Let $\tau_1$ and $\tau_2$ be two topologies on set $X\neq\emptyset$ such that $(X, \tau_1)$ is Hausdorff and $\tau_1 \subsetneq \tau_2$. Can $(X, \tau_2)$ be compact?
My effort:
Suppose that $(X, \tau_2)$ is compact. Let the map $f \colon (X, \tau_2) \to (X, \tau_1)$ be defined by $$f(x) \colon= x \ \mbox{ for all } \ x \in X.$$ Then, for any open set $U$ in $(X, \tau_1)$, the inverse image $f^{-1}(U) = U$, which is open in $(X, \tau_2)$ as well. So $f$ is continuous.

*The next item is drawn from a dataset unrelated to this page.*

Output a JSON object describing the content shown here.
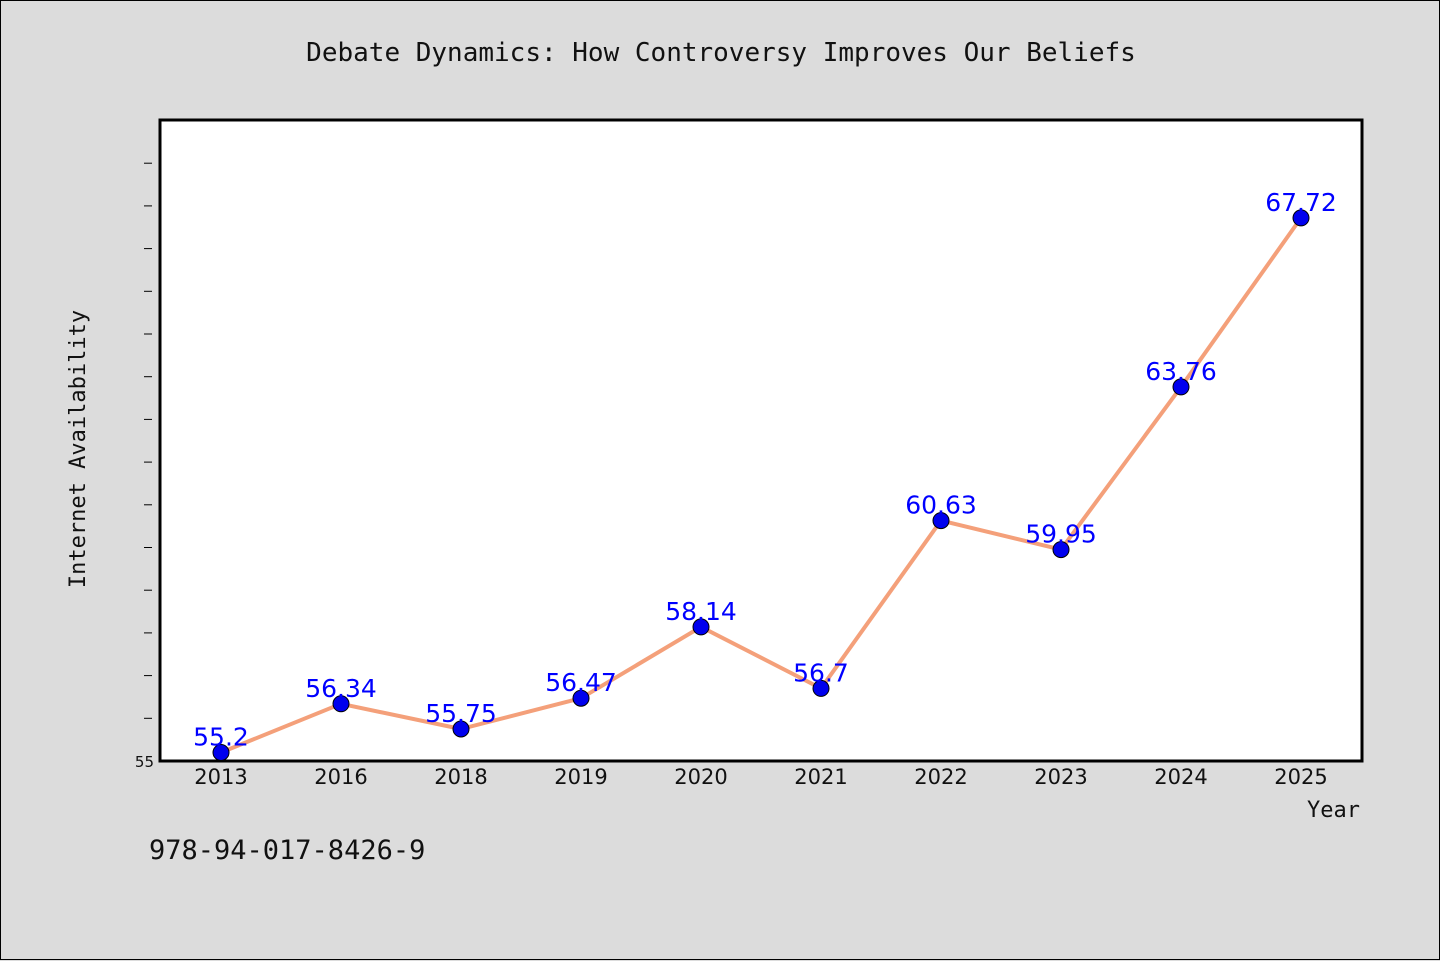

Thus, $f$ is a continuous mapping of the compact space $(X, \tau_2)$ into (in fact, onto) the Hausdorff space $(X, \tau_1)$. So $f$ is a homeomorphism.
Therefore, if $V$ is an open set in $(X, \tau_2)$, then $f(V) = V$ is open in $(X, \tau_1)$ as well, showing that $\tau_2 \subset \tau_1$, which contradicts $\tau_1 \subsetneq \tau_2$. Hence $(X, \tau_2)$ cannot be compact.
Is the above proof correct?